第三の実験の時、光速宇宙船からはどう見えたのかというと、次の様になります。

・ユゥと光速宇宙船は同時にラナガルを出発した。

・光速宇宙船は0秒で瞬時に月へ到着した。

・ユゥは光速宇宙船より1.3秒前に月へ到着していた。

・ユゥは1.3秒だけ過去にタイムトリップしている。


結局は、光の速度以下の存在にはタイムトリップしているように見えますが、光の速度を超えた存在からすると、特に過去に戻った訳ではありません。


例えば、第三の実験の時にユゥが次のような行動を取ったとしましょう。

・ユゥと光速宇宙船は同時にラナガルを出発した。

・ユゥは月に到着して0.6秒後に光速宇宙船の場所へ瞬間転移し、イタズラ書きをした。

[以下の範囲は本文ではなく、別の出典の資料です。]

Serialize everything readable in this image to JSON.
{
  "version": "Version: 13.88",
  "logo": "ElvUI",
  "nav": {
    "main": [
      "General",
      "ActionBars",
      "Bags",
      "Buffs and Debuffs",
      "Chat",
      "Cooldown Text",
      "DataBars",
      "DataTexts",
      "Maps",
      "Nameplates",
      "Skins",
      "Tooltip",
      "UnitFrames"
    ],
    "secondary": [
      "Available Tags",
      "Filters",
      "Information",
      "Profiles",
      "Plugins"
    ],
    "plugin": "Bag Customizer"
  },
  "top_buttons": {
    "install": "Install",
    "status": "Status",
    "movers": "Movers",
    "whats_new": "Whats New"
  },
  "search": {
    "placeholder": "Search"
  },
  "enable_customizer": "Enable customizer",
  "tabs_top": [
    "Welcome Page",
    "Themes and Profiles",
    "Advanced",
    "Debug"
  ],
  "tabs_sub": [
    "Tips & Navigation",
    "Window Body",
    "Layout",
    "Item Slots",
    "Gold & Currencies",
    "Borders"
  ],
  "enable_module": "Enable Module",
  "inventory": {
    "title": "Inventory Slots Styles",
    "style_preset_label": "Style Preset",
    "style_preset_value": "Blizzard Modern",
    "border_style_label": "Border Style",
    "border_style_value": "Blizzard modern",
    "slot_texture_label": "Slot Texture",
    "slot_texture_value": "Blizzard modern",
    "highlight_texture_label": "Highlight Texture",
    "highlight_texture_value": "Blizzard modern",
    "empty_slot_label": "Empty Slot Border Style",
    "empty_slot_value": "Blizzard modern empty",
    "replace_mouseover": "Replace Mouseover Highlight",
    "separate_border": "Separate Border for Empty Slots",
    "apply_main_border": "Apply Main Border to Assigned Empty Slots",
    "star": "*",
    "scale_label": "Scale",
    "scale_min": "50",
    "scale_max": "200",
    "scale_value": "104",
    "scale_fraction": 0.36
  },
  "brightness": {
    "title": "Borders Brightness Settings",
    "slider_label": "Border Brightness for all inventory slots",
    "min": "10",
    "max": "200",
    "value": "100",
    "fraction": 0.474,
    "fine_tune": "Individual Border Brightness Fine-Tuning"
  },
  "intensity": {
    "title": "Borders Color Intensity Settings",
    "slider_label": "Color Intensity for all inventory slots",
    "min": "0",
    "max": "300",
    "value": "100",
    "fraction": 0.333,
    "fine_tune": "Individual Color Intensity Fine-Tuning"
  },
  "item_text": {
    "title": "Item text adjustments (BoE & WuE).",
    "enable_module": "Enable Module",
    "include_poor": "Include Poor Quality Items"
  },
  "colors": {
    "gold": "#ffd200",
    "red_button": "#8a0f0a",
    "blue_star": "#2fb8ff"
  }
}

・ユゥはイタズラ書きをした後、再度月へ瞬間転移した。


自由すぎる行動ですね。

これを光速宇宙船からみると、こんな感じになることでしょう。


・ユゥと光速宇宙船は同時にラナガルを出発した。

・ユゥは1.3秒過去にタイムトリップした。

・ユゥは0.6秒過去から現在にタイムトリップして光速宇宙船へイタズラ書きした挙句、0.6秒過去へタイムトリップして行った。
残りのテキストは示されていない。